Rhun struggled to understand how this one bird could possibly bind the three boys together. And more important, why?
Arella simply turned away, her face impassive, moving to the next panel, making them follow.
On this square of glass, a stone flew from the boy’s sling and struck the bird, leaving one wing clearly broken.
“He hit the bird,” Erin said, sounding shocked.
“He had meant only to strike near it, to frighten it. But intentions are not enough.”
“What does that mean?” asked Tommy.
Erin explained. “Just because you want something to happen a certain way doesn’t necessarily mean that it does.”
Rhun heard the grief in the beat of Tommy’s heart. The boy had already learned that lesson well.
As did I.
The next panel told a grimmer end to this childish play. Here the curly-headed boy held the dove in his palms, its neck hanging limply.
“The stone did more than break its wing,” Erin said. “It killed it.”
“How he wished he could take back his action,” Arella said.
Rhun understood that sentiment, too, picturing Elisabeta’s face in sunshine.
Tommy turned to Arella, one eye narrowed. “How do you know what Jesus did, what he thought?”

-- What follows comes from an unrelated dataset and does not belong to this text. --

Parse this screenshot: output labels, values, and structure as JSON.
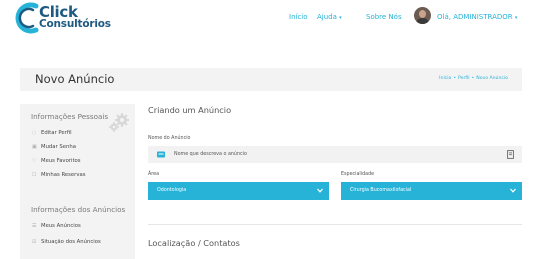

“I could say that it is because I am old and wise, or that I am a prophetess. But I know these things because the child told them to me. He came rushing back from the desert, covered in sand and soot, and this was His story.”
Erin turned wide eyes upon the woman. “So you did more than lead the holy family to Siwa. You stayed here, looking after them.”
Arella bowed her head.
Christian crossed himself. Even Rhun’s hand went unbidden to the cross around his neck. This woman had known Christ, had shared His early triumphs and sorrows. She was far holier than Rhun could ever hope to be.
Arella waved her arm around the crater. “Jesus stood then where we stand now.”
Rhun pictured the well and the pool it must have once held. He imagined the bird and the boy along its banks. But what happened after that?
Arella moved along the ring of panels. The next revealed the boy casting his arms high. Rays, inscribed into the glass, shot upward from his palms. And amid those beams, the dove flew high, wings straight out.
“He healed it,” Erin said.
“No,” Arella said. “He restored it to life.”
“His first miracle,” Rhun breathed.
“It was.” She did not sound exulted by this act. “But the light of this miracle caught the dark eyes of another, someone who had been searching for him since the moment the angel came to Mary with his joyous message.”
“King Herod?” Jordan asked.
“No, a far greater enemy than Herod could ever be.”
“So not a man, I’m guessing?” Erin said.
Arella drew them to the next panel, where the boy faced a figure of smoke with eyes of fire. “It was indeed no man, but rather an implacable enemy, one who ambushed the boy not because of his hatred of the Christ child, but because he sought always to undo His father.”
“You’re talking about Lucifer,” Erin said, her voice hushed by dread.
Rhun stared at the glass, at the dark angel challenging the young Christ child—as Satan would do once again, when he would tempt Christ in the desert, when the Savior was a man.
“The Father of Lies came here, ready to do battle,” Arella explained. “But someone came to the boy’s defense.”
She stepped along the ring of art to reveal the boy now enfolded in the wings of an angel, just as the sibyl had enfolded Tommy that very morning.
“Another angel came to help him.” Erin turned to Arella. “Was it you?”
The other’s face softened. “Would that it had been, but it was not.”
Rhun understood the regret in her voice. What a privilege it would have been to have saved Christ.